7.4.2011 - Dr. Saran Vardhsnabhuti

University of Pennsylvania

28.3.2011 - Dr. Nicolai Fricker

DKFZ Heidelberg

• Title
  The regulation of CD95-mediated cell death by c-FLIP - a Systems  Biology Approach
  
• Abstract
  C-FLIP proteins regulate caspase-8 activation and death receptor-induced apoptosis. The function of the short c-FLIP isoforms  (c-FLIPR and c-FLIPS) as inhibitors of cell death has been well  described. However the role of the long isoform of c-FLIP, c-FLIPL,  has been unclear. There are contradictory reports on whether c-FLIPL promotes or blocks cell death.

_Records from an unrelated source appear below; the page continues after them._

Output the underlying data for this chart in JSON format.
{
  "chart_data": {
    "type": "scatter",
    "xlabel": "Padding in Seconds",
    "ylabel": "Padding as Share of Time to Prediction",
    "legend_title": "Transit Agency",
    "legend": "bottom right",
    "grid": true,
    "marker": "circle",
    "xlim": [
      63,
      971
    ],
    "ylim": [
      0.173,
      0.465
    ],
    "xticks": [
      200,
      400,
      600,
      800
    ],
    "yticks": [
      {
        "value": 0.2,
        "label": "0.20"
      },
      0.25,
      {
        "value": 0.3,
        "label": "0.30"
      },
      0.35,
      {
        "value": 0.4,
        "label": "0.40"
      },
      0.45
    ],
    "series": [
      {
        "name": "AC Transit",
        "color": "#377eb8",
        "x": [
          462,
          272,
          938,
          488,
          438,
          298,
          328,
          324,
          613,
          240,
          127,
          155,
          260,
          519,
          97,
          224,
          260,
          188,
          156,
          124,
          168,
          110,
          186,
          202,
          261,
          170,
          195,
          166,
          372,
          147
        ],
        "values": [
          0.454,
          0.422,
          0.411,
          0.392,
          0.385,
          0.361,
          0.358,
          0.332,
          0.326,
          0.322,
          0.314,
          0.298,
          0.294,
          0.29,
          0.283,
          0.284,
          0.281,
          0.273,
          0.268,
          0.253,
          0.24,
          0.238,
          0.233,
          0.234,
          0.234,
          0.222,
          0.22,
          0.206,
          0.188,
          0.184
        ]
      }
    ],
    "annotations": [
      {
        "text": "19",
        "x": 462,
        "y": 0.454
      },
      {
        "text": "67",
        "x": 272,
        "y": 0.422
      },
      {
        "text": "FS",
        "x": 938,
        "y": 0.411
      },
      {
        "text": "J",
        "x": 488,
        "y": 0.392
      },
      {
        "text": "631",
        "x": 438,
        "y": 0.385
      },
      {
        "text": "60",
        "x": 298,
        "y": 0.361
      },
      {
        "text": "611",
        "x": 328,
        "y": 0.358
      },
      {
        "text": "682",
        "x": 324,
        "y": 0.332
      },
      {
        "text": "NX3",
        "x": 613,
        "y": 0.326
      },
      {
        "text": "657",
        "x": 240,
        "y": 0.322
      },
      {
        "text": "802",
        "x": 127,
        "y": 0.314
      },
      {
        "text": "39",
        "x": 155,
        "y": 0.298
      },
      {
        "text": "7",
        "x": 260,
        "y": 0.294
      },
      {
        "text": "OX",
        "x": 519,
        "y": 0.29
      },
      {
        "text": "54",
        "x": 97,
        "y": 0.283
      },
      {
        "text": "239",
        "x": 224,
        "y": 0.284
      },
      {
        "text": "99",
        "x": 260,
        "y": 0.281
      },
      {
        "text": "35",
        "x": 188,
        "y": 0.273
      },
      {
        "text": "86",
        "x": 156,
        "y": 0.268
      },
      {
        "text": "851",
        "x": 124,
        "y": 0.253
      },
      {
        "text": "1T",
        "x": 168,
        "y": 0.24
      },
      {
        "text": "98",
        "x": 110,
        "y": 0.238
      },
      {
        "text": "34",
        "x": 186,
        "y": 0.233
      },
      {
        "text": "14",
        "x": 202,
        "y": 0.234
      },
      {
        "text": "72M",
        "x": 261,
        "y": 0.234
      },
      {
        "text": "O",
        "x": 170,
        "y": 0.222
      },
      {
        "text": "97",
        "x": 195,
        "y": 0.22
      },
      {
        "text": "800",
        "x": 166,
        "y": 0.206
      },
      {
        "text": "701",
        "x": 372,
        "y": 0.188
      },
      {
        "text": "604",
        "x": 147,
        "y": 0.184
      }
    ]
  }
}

Here, using a combination of mathematical modeling, imaging and quantitative western blots we elucidate the role of c-FLIPL in CD95-mediated cell death. Our data show that c-FLIPL can either act pro-apoptotic or anti-apoptotic, depending on the cellular context and the strength of receptor stimulation. Moreover we demonstrate that c-FLIPR and c-FLIPS act as a molecular switch deciding whether c-FLIPL blocks or promotes apoptosis. Our findings resolve the present controversial discussion on the function of c-FLIPL as a pro- and anti-apoptotic protein in death receptor-mediated death.